Resta fazer uma pergunta mais: quem são os intelectuais que apoiam a ideia do museu do Porco? Pelo que li na reportagem da referida publicação é tudo ideia do senhor Presidente, sobretudo porque baseou a sua ideia na Feira dos Santos e nas toneladas de fêveras que ali se vendem e o substrato cultural que apoia tal ideia é as diversas maneiras como o porco é olhado pelas diferentes religiões do planeta e pela literatura…
Quanto ao local onde o senhor Presidente pretende instalar o museu do porco não haja dúvida que é muito bem escolhido: “o palacete da GNR”, até porque tem um espaço envolvente e uns belos jardins…até porque dá para fazer um restaurante onde se servirão pratos, sobretudo de carne de porco…resta saber quem será o brilhante “chef de cuisine” que será contratado…Será que o cozinheiro acumulará as funções de Conservador do Museu?

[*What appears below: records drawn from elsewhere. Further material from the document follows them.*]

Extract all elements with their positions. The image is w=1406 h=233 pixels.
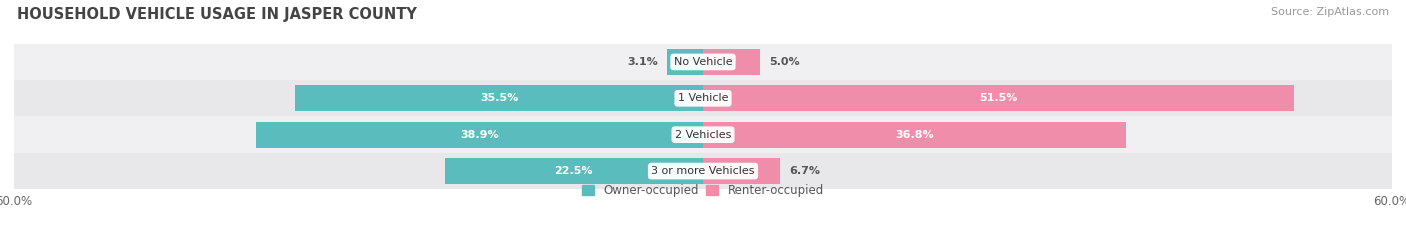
Text: 2 Vehicles: 2 Vehicles [675, 130, 731, 140]
Bar [668, 49, 703, 75]
Text: No Vehicle: No Vehicle [673, 57, 733, 67]
Text: 22.5%: 22.5% [554, 166, 593, 176]
Text: Source: ZipAtlas.com: Source: ZipAtlas.com [1271, 7, 1389, 17]
Bar [14, 153, 1392, 189]
Legend: Owner-occupied, Renter-occupied: Owner-occupied, Renter-occupied [582, 184, 824, 197]
Text: 38.9%: 38.9% [460, 130, 499, 140]
Text: 3 or more Vehicles: 3 or more Vehicles [651, 166, 755, 176]
Bar [14, 80, 1392, 116]
Bar [703, 158, 780, 184]
Text: 35.5%: 35.5% [479, 93, 519, 103]
Text: 1 Vehicle: 1 Vehicle [678, 93, 728, 103]
Text: 6.7%: 6.7% [789, 166, 820, 176]
Bar [256, 122, 703, 148]
Bar [703, 85, 1295, 111]
Bar [295, 85, 703, 111]
Bar [444, 158, 703, 184]
Text: 36.8%: 36.8% [896, 130, 934, 140]
Text: HOUSEHOLD VEHICLE USAGE IN JASPER COUNTY: HOUSEHOLD VEHICLE USAGE IN JASPER COUNTY [17, 7, 416, 22]
Bar [703, 122, 1126, 148]
Bar [14, 116, 1392, 153]
Text: 51.5%: 51.5% [980, 93, 1018, 103]
Bar [14, 44, 1392, 80]
Text: 3.1%: 3.1% [627, 57, 658, 67]
Bar [703, 49, 761, 75]
Text: 5.0%: 5.0% [769, 57, 800, 67]
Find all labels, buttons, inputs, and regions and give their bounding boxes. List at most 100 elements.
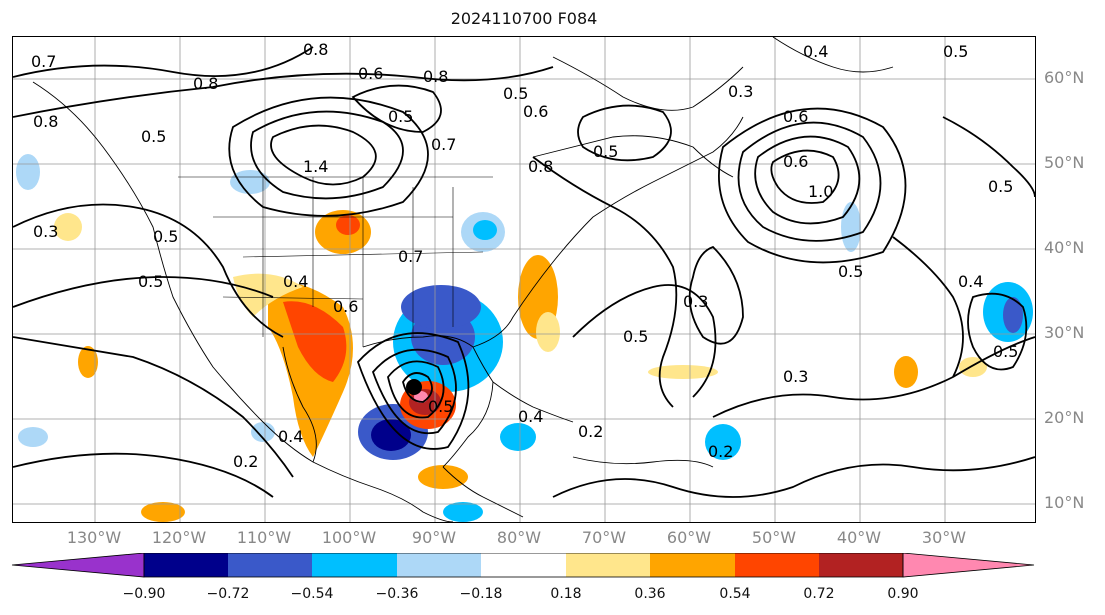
lon-label-80w: 80°W <box>496 528 542 547</box>
orange-anomaly-pacific-south <box>141 502 185 522</box>
colorbar-label: −0.72 <box>206 586 250 602</box>
contour-label: 0.2 <box>578 422 603 441</box>
contour-label: 0.6 <box>358 64 383 83</box>
contour-label: 0.2 <box>233 452 258 471</box>
contour-label: 0.5 <box>623 327 648 346</box>
contour-label: 0.2 <box>708 442 733 461</box>
colorbar-outline <box>143 553 904 578</box>
colorbar-label: −0.90 <box>122 586 166 602</box>
colorbar-bin <box>144 553 228 577</box>
colorbar-bin <box>312 553 397 577</box>
contour-label: 0.5 <box>503 84 528 103</box>
colorbar <box>11 553 1035 578</box>
contour-label: 0.8 <box>33 112 58 131</box>
contour-label: 0.3 <box>728 82 753 101</box>
lat-label-40n: 40°N <box>1044 238 1085 257</box>
lat-label-20n: 20°N <box>1044 408 1085 427</box>
contour-label: 1.0 <box>808 182 833 201</box>
lat-label-10n: 10°N <box>1044 493 1085 512</box>
colorbar-label: −0.54 <box>290 586 334 602</box>
lon-label-30w: 30°W <box>921 528 967 547</box>
lat-label-60n: 60°N <box>1044 68 1085 87</box>
contour-label: 0.5 <box>993 342 1018 361</box>
contour-label: 0.6 <box>523 102 548 121</box>
lat-label-30n: 30°N <box>1044 323 1085 342</box>
contour-label: 0.8 <box>528 157 553 176</box>
yellow-anomaly-pacific <box>54 213 82 241</box>
map-title: 2024110700 F084 <box>450 9 598 28</box>
contour-label: 0.4 <box>283 272 308 291</box>
borders <box>178 176 493 347</box>
blue-anomaly-eastatlantic-inner <box>1003 297 1023 333</box>
yellow-anomaly-bc <box>230 170 270 194</box>
colorbar-label: 0.54 <box>719 586 751 602</box>
blue-anomaly-westatlantic <box>705 424 741 460</box>
colorbar-label: 0.90 <box>887 586 919 602</box>
contour-label: 0.5 <box>388 107 413 126</box>
contour-label: 0.8 <box>303 40 328 59</box>
contour-labels: 0.7 0.8 0.6 0.8 0.8 0.5 0.5 0.6 0.7 1.4 … <box>31 40 1018 471</box>
orange-anomaly-ca-coast <box>78 346 98 378</box>
lon-label-90w: 90°W <box>411 528 457 547</box>
map-panel: 0.7 0.8 0.6 0.8 0.8 0.5 0.5 0.6 0.7 1.4 … <box>12 36 1036 523</box>
lon-label-120w: 120°W <box>151 528 207 547</box>
colorbar-label: −0.18 <box>459 586 503 602</box>
colorbar-extend-min <box>11 553 145 578</box>
blue-anomaly-midatlantic <box>841 202 861 252</box>
yellow-anomaly-eastcoast <box>536 312 560 352</box>
lon-label-40w: 40°W <box>836 528 882 547</box>
colorbar-bin <box>735 553 819 577</box>
contour-label: 0.5 <box>138 272 163 291</box>
contour-label: 0.8 <box>193 74 218 93</box>
red-anomaly-mexico <box>283 301 347 382</box>
colorbar-bin <box>228 553 312 577</box>
yellow-anomaly-midatlantic <box>648 365 718 379</box>
contour-label: 0.5 <box>593 142 618 161</box>
blue-anomaly-pacific-sw <box>251 422 275 442</box>
coastlines <box>32 37 894 522</box>
contour-label: 1.4 <box>303 157 328 176</box>
contour-label: 0.5 <box>838 262 863 281</box>
contour-label: 0.7 <box>398 247 423 266</box>
contour-label: 0.6 <box>333 297 358 316</box>
contour-label: 0.5 <box>943 42 968 61</box>
red-anomaly-plains <box>336 215 360 235</box>
colorbar-bin <box>481 553 566 577</box>
colorbar-bin <box>566 553 650 577</box>
contour-lines <box>13 46 1035 498</box>
contour-label: 0.7 <box>431 135 456 154</box>
lon-label-50w: 50°W <box>751 528 797 547</box>
blue-anomaly-caribbean <box>500 423 536 451</box>
blue-anomaly-greatlakes-inner <box>473 220 497 240</box>
contour-label: 0.3 <box>783 367 808 386</box>
contour-label: 0.4 <box>803 42 828 61</box>
lon-label-100w: 100°W <box>321 528 377 547</box>
blue-anomaly-mexico-inner <box>371 419 411 451</box>
contour-label: 0.5 <box>428 397 453 416</box>
lon-label-130w: 130°W <box>66 528 122 547</box>
colorbar-label: 0.36 <box>634 586 666 602</box>
colorbar-extend-max <box>902 553 1035 578</box>
colorbar-label: 0.18 <box>550 586 582 602</box>
contour-label: 0.4 <box>278 427 303 446</box>
contour-label: 0.5 <box>153 227 178 246</box>
lon-label-70w: 70°W <box>581 528 627 547</box>
graticule <box>13 37 1035 522</box>
blue-anomaly-pacific-nw <box>16 154 40 190</box>
lon-label-60w: 60°W <box>666 528 712 547</box>
orange-anomaly-midatlantic <box>894 356 918 388</box>
contour-label: 0.3 <box>683 292 708 311</box>
lon-label-110w: 110°W <box>236 528 292 547</box>
blue-anomaly-texas <box>401 285 481 329</box>
contour-label: 0.8 <box>423 67 448 86</box>
contour-label: 0.6 <box>783 107 808 126</box>
blue-anomaly-central-am <box>443 502 483 522</box>
contour-label: 0.3 <box>33 222 58 241</box>
contour-label: 0.4 <box>518 407 543 426</box>
colorbar-bin <box>397 553 481 577</box>
colorbar-label: 0.72 <box>803 586 835 602</box>
contour-label: 0.6 <box>783 152 808 171</box>
colorbar-bin <box>650 553 735 577</box>
contour-label: 0.5 <box>141 127 166 146</box>
shaded-fields <box>16 154 1033 522</box>
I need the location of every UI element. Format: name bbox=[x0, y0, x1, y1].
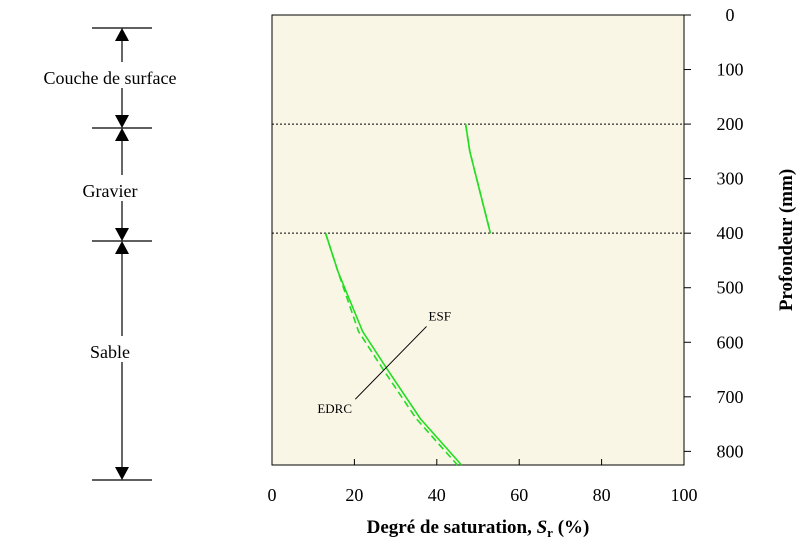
series-line-edrc bbox=[464, 123, 492, 234]
x-axis-title: Degré de saturation, Sr (%) bbox=[367, 517, 590, 540]
layer-diagram: Couche de surface Gravier Sable bbox=[44, 27, 177, 481]
y-tick-label: 200 bbox=[717, 114, 744, 134]
annotation-esf: ESF bbox=[429, 308, 451, 323]
arrow-down-icon bbox=[115, 115, 129, 128]
layer-label: Sable bbox=[90, 342, 130, 362]
x-tick-label: 60 bbox=[510, 485, 528, 505]
y-tick-label: 600 bbox=[717, 332, 744, 352]
y-tick-label: 700 bbox=[717, 387, 744, 407]
arrow-up-icon bbox=[115, 241, 129, 254]
y-tick-label: 0 bbox=[726, 5, 735, 25]
x-tick-label: 40 bbox=[428, 485, 446, 505]
series-line-edrc bbox=[324, 232, 458, 466]
x-tick-label: 0 bbox=[268, 485, 277, 505]
y-tick-label: 400 bbox=[717, 223, 744, 243]
y-tick-label: 500 bbox=[717, 278, 744, 298]
layer-label: Couche de surface bbox=[44, 68, 177, 88]
x-tick-label: 80 bbox=[593, 485, 611, 505]
arrow-down-icon bbox=[115, 467, 129, 480]
arrow-down-icon bbox=[115, 228, 129, 241]
layer-label: Gravier bbox=[83, 181, 138, 201]
annotation-leader-line bbox=[354, 326, 427, 400]
y-axis-title: Profondeur (mm) bbox=[776, 169, 797, 311]
x-tick-label: 20 bbox=[345, 485, 363, 505]
x-tick-label: 100 bbox=[671, 485, 698, 505]
arrow-up-icon bbox=[115, 128, 129, 141]
y-tick-label: 100 bbox=[717, 60, 744, 80]
arrow-up-icon bbox=[115, 28, 129, 41]
y-tick-label: 800 bbox=[717, 441, 744, 461]
annotation-edrc: EDRC bbox=[317, 401, 352, 416]
plot-area bbox=[271, 14, 685, 466]
y-tick-label: 300 bbox=[717, 169, 744, 189]
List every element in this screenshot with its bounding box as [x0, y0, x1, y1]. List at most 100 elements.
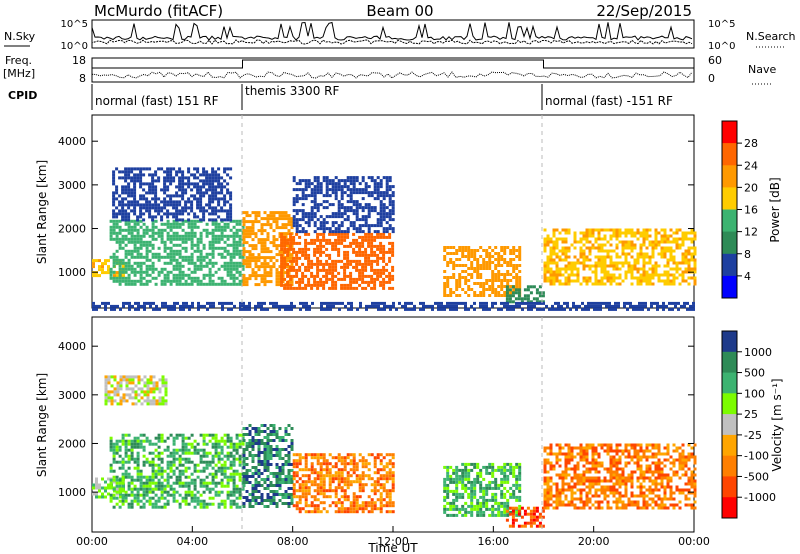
- echo-cell: [181, 436, 185, 440]
- echo-cell: [245, 307, 248, 311]
- echo-cell: [266, 262, 270, 266]
- echo-cell: [379, 182, 383, 186]
- echo-cell: [245, 277, 249, 281]
- echo-cell: [142, 255, 146, 259]
- echo-cell: [154, 282, 158, 286]
- echo-cell: [292, 247, 296, 251]
- echo-cell: [275, 451, 279, 454]
- echo-cell: [110, 402, 114, 406]
- echo-cell: [633, 231, 637, 235]
- echo-cell: [229, 499, 233, 503]
- echo-cell: [593, 307, 596, 311]
- echo-cell: [630, 228, 634, 232]
- echo-cell: [663, 279, 667, 283]
- echo-cell: [133, 273, 137, 277]
- echo-cell: [346, 250, 350, 254]
- echo-cell: [497, 276, 501, 279]
- echo-cell: [573, 255, 577, 259]
- echo-cell: [196, 182, 200, 186]
- echo-cell: [119, 402, 123, 406]
- echo-cell: [352, 265, 356, 269]
- echo-cell: [154, 206, 158, 210]
- echo-cell: [139, 185, 143, 189]
- echo-cell: [154, 442, 158, 446]
- echo-cell: [627, 264, 631, 268]
- echo-cell: [576, 261, 580, 265]
- echo-cell: [115, 240, 119, 244]
- echo-cell: [101, 495, 104, 499]
- echo-cell: [205, 261, 209, 265]
- echo-cell: [546, 240, 550, 244]
- echo-cell: [214, 240, 218, 244]
- echo-cell: [343, 274, 347, 278]
- echo-cell: [509, 273, 513, 276]
- echo-cell: [127, 194, 131, 198]
- echo-cell: [310, 456, 314, 460]
- echo-cell: [181, 433, 185, 437]
- echo-cell: [242, 448, 246, 451]
- echo-cell: [112, 237, 116, 241]
- echo-cell: [178, 218, 182, 222]
- echo-cell: [364, 247, 368, 251]
- echo-cell: [118, 484, 122, 488]
- echo-cell: [624, 228, 628, 232]
- echo-cell: [352, 200, 356, 204]
- echo-cell: [392, 301, 395, 305]
- echo-cell: [148, 185, 152, 189]
- echo-cell: [166, 173, 170, 177]
- echo-cell: [175, 273, 179, 277]
- echo-cell: [313, 224, 317, 228]
- echo-cell: [526, 288, 530, 292]
- echo-cell: [609, 234, 613, 238]
- echo-cell: [212, 301, 215, 305]
- echo-cell: [263, 424, 267, 427]
- echo-cell: [527, 301, 530, 305]
- echo-cell: [633, 246, 637, 250]
- echo-cell: [145, 243, 149, 247]
- echo-cell: [284, 493, 288, 496]
- echo-cell: [266, 265, 270, 269]
- echo-cell: [190, 219, 194, 223]
- echo-cell: [281, 448, 285, 451]
- echo-cell: [121, 433, 125, 437]
- echo-cell: [337, 477, 341, 481]
- echo-cell: [385, 191, 389, 195]
- echo-cell: [172, 222, 176, 226]
- echo-cell: [307, 280, 311, 284]
- echo-cell: [110, 375, 114, 379]
- echo-cell: [139, 225, 143, 229]
- echo-cell: [214, 484, 218, 488]
- echo-cell: [172, 249, 176, 253]
- echo-cell: [133, 182, 137, 186]
- echo-cell: [196, 249, 200, 253]
- echo-cell: [385, 185, 389, 189]
- echo-cell: [226, 209, 230, 213]
- echo-cell: [506, 307, 509, 311]
- echo-cell: [157, 167, 161, 171]
- echo-cell: [675, 237, 679, 241]
- echo-cell: [337, 227, 341, 231]
- echo-cell: [506, 301, 509, 305]
- echo-cell: [284, 433, 288, 436]
- echo-cell: [242, 304, 245, 308]
- echo-cell: [564, 276, 568, 280]
- echo-cell: [633, 264, 637, 268]
- echo-cell: [217, 176, 221, 180]
- echo-cell: [214, 237, 218, 241]
- echo-cell: [209, 304, 212, 308]
- echo-cell: [340, 238, 344, 242]
- echo-cell: [133, 478, 137, 482]
- echo-cell: [582, 279, 586, 283]
- echo-cell: [121, 493, 125, 497]
- echo-cell: [205, 481, 209, 485]
- echo-cell: [214, 212, 218, 216]
- echo-cell: [217, 460, 221, 464]
- echo-cell: [232, 246, 236, 250]
- colorbar-tick-label: 4: [744, 270, 751, 283]
- echo-cell: [286, 271, 290, 275]
- echo-cell: [316, 280, 320, 284]
- echo-cell: [263, 301, 266, 305]
- echo-cell: [127, 493, 131, 497]
- echo-cell: [301, 227, 305, 231]
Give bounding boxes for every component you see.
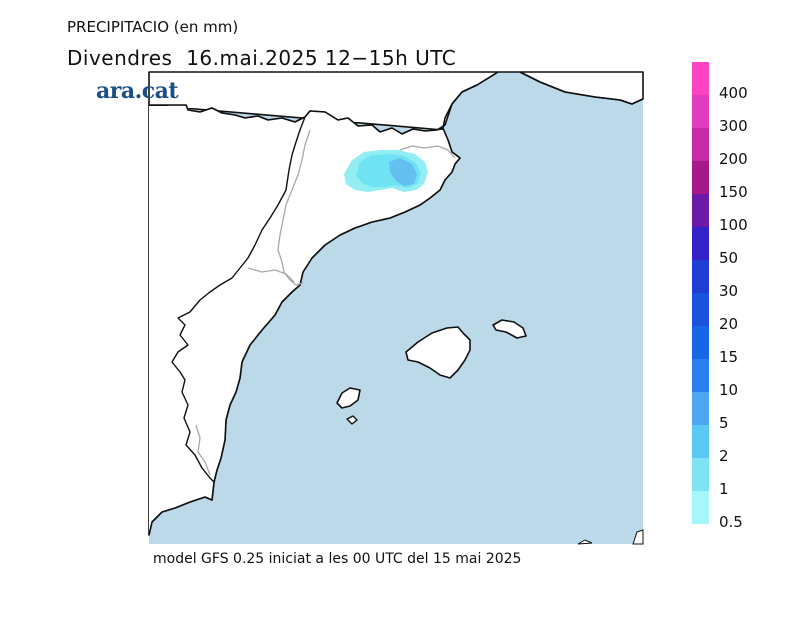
legend-swatch	[692, 425, 709, 458]
legend-swatch	[692, 359, 709, 392]
map-title: PRECIPITACIO (en mm)	[67, 18, 239, 36]
map-subtitle: Divendres 16.mai.2025 12−15h UTC	[67, 46, 457, 70]
legend-label: 200	[719, 150, 748, 168]
coastline-north-france	[442, 71, 499, 129]
legend-label: 150	[719, 183, 748, 201]
legend-swatch	[692, 227, 709, 260]
legend-label: 100	[719, 216, 748, 234]
precip-legend: 400 300 200 150 100 50 30 20 15 10 5 2 1 0.5	[692, 62, 792, 531]
legend-label: 50	[719, 249, 739, 267]
mallorca-island	[405, 326, 471, 379]
legend-label: 5	[719, 414, 729, 432]
legend-label: 0.5	[719, 513, 743, 531]
legend-swatch	[692, 194, 709, 227]
legend-swatch	[692, 491, 709, 524]
legend-label: 2	[719, 447, 729, 465]
legend-label: 15	[719, 348, 739, 366]
pyrenees-border	[185, 104, 438, 135]
legend-swatch	[692, 392, 709, 425]
legend-swatch	[692, 128, 709, 161]
legend-swatch	[692, 458, 709, 491]
menorca-island	[492, 319, 527, 339]
land-fill	[149, 106, 460, 535]
catalonia-border	[277, 129, 311, 286]
legend-label: 1	[719, 480, 729, 498]
legend-label: 10	[719, 381, 739, 399]
coastline-northeast	[519, 71, 644, 105]
model-info: model GFS 0.25 iniciat a les 00 UTC del …	[153, 551, 522, 567]
south-coast-speck-east	[632, 529, 644, 545]
precip-cell-heavy	[389, 158, 417, 186]
legend-swatch	[692, 260, 709, 293]
formentera-island	[346, 415, 358, 425]
legend-label: 30	[719, 282, 739, 300]
ara-cat-logo: ara.cat	[96, 78, 179, 104]
legend-swatch	[692, 95, 709, 128]
spain-border-west	[171, 116, 306, 483]
coastline-main	[148, 127, 461, 536]
legend-label: 400	[719, 84, 748, 102]
legend-label: 20	[719, 315, 739, 333]
legend-swatch	[692, 326, 709, 359]
valencia-border	[247, 267, 295, 283]
legend-swatch	[692, 161, 709, 194]
murcia-border	[195, 424, 211, 476]
ibiza-island	[336, 387, 361, 409]
legend-label: 300	[719, 117, 748, 135]
south-coast-speck	[577, 539, 593, 545]
legend-swatch	[692, 293, 709, 326]
andorra-border	[399, 145, 456, 159]
legend-swatch	[692, 62, 709, 95]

Bem, é normal nos diversos museus haver a “loja de souvenirs” onde se vende produtos relativos ao que é exposto. O senhor Presidente não falou nesta vertente, mas é natural que se venha a criar essa loja e aí possamos encontrar objectos como porta-chaves com a forma de um chispe ou belas fotos de varrascos campeões ou de belas porcas parideiras…
Tenho para mim a certeza que os mangualdenses e os turistas preferiam ver o Foral do Conde Dom Henrique e de Dona Teresa e o Foral de Dom Manuel, o 1º, do que visitar um qualquer espaço com o nome pomposo de Museu.
Mas eu admito estar errado, se calhar é melhor que os forais não sejam vistos por ninguém e se mantenham algures nos arquivos da Câmara Municipal até que se percam ou deteriorem em definitivo…
Falei desta ideia a um amigo meu que por sinal é ateu e o que ele me disse foi apenas isto: Valha-me Deus…
Em definitivo é para mim tarefa ciclópica e é necessária uma beneditina paciência para perceber e compreender o tão sofisticado pensamento cultural do senhor Presidente.